Imagine relying on a tool that itself depends on your own code to run—that’s the circular dilemma GitHub faces. Since GitHub hosts its own source code on github.com, any outage could create a paradox: to fix GitHub, you need GitHub. This post explores how GitHub turned to eBPF (extended Berkeley Packet Filter) to break this cycle and ensure safe, reliable deployments. We’ll walk through five key strategies, from understanding the problem to implementing a kernel-level solution that monitors and blocks risky calls. Whether you’re a developer or DevOps engineer, these insights can help you build more resilient systems.
1. The Circular Dependency Challenge
GitHub’s own infrastructure runs on the very platform it provides. This means every deployment script, if not carefully designed, can introduce a circular dependency. For example, if GitHub goes down, fixing it requires deploying new code—but that deployment might need to fetch assets from GitHub, which is unavailable. To mitigate this, GitHub maintains a mirror of the codebase and pre-built rollback assets. However, these measures alone don’t prevent scripts from accidentally calling internal services or downloading binaries from GitHub during an incident. That’s where eBPF comes in: it provides a way to see and control system calls without changing application code, enabling GitHub to set rules that block such risky operations during deployments.

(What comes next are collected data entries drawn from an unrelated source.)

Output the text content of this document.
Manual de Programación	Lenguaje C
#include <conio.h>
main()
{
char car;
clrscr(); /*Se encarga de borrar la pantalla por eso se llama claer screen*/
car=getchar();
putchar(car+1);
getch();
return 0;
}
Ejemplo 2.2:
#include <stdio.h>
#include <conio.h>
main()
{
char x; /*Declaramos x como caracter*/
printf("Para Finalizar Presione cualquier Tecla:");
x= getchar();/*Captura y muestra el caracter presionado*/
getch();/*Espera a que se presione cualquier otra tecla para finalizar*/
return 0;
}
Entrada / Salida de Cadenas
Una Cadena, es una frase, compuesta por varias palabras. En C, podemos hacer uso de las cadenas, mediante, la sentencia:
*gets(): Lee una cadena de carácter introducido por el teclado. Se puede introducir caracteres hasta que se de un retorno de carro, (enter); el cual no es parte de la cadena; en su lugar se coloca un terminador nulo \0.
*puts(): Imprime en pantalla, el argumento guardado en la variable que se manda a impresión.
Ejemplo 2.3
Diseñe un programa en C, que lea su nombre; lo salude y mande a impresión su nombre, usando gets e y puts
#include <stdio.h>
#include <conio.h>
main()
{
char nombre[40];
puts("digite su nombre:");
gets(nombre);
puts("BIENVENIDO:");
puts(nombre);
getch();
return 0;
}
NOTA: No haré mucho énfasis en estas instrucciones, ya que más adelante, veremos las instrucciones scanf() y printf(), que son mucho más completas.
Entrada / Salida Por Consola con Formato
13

2. Direct Dependencies: The Obvious Trap
In a hypothetical MySQL outage scenario, a deploy script might try to pull the latest release of an open source tool from GitHub. If GitHub is down, the script fails—a direct dependency. This is the most straightforward circular dependency, but also the easiest to overlook. eBPF allows GitHub to attach hooks at the kernel level to monitor all network calls made by deployment scripts. If a script attempts to reach github.com (or any known internal service) during a critical restore, eBPF can log the attempt and even block it. This ensures that deployment code remains self-contained and doesn’t rely on the very system it’s trying to fix.
3. Hidden Dependencies: The Silent Threat
Sometimes a script uses a tool already on disk, but that tool secretly checks for updates online. For instance, a servicing tool might ping GitHub to see if a new version exists. If GitHub is unreachable, the tool could hang or fail silently—a hidden dependency. These are dangerous because they’re not obvious from reading the script. eBPF can detect such outbound calls by inspecting system calls like connect() or sendto(). GitHub uses eBPF to whitelist only necessary connections during deployments; anything else is logged and optionally blocked. This exposes hidden dependencies that teams might otherwise miss until an actual outage.
4. Transient Dependencies: The Escalating Risk
Transient dependencies occur when a script calls another internal service (e.g., a migration service), which in turn tries to fetch something from GitHub. The failure cascades back to the deploy script. These chains are especially tricky because they involve multiple services and can be hard to trace. eBPF provides a unified view: because it monitors all system calls across the system, GitHub can see the entire call chain. By setting eBPF programs that track the process hierarchy, they can attribute each network request to the original deploy script. This allows them to enforce policies like “no external network calls allowed for any process spawned by the deployment” during incident response.
5. Implementing eBPF for Deployment Safety
GitHub integrated eBPF into their new host-based deployment system by writing small programs that run in the kernel’s virtual machine. These programs attach to tracepoints or kprobes to monitor specific system events. For example, they can filter outbound network connections by checking destination IP addresses against a list of allowed services. If a forbidden connection is attempted, the eBPF program can block it and log a warning. The key advantage is performance: eBPF is extremely lightweight and doesn’t require modifying the deployment scripts themselves. This approach scales across thousands of machines and helps GitHub maintain a high level of reliability. By sharing their findings, GitHub hopes to inspire other organizations to explore eBPF for their own deployment safety challenges.
eBPF isn’t just a tool for network monitoring or observability—it’s a powerful ally in breaking circular dependencies. By proactively blocking risky calls during deployments, GitHub reduces the likelihood of exacerbating an outage. The result is a more resilient infrastructure that can recover faster, even when the primary platform is down. If you’re looking to improve your deployment safety, consider how eBPF might help you see and control the hidden paths that lead to failure.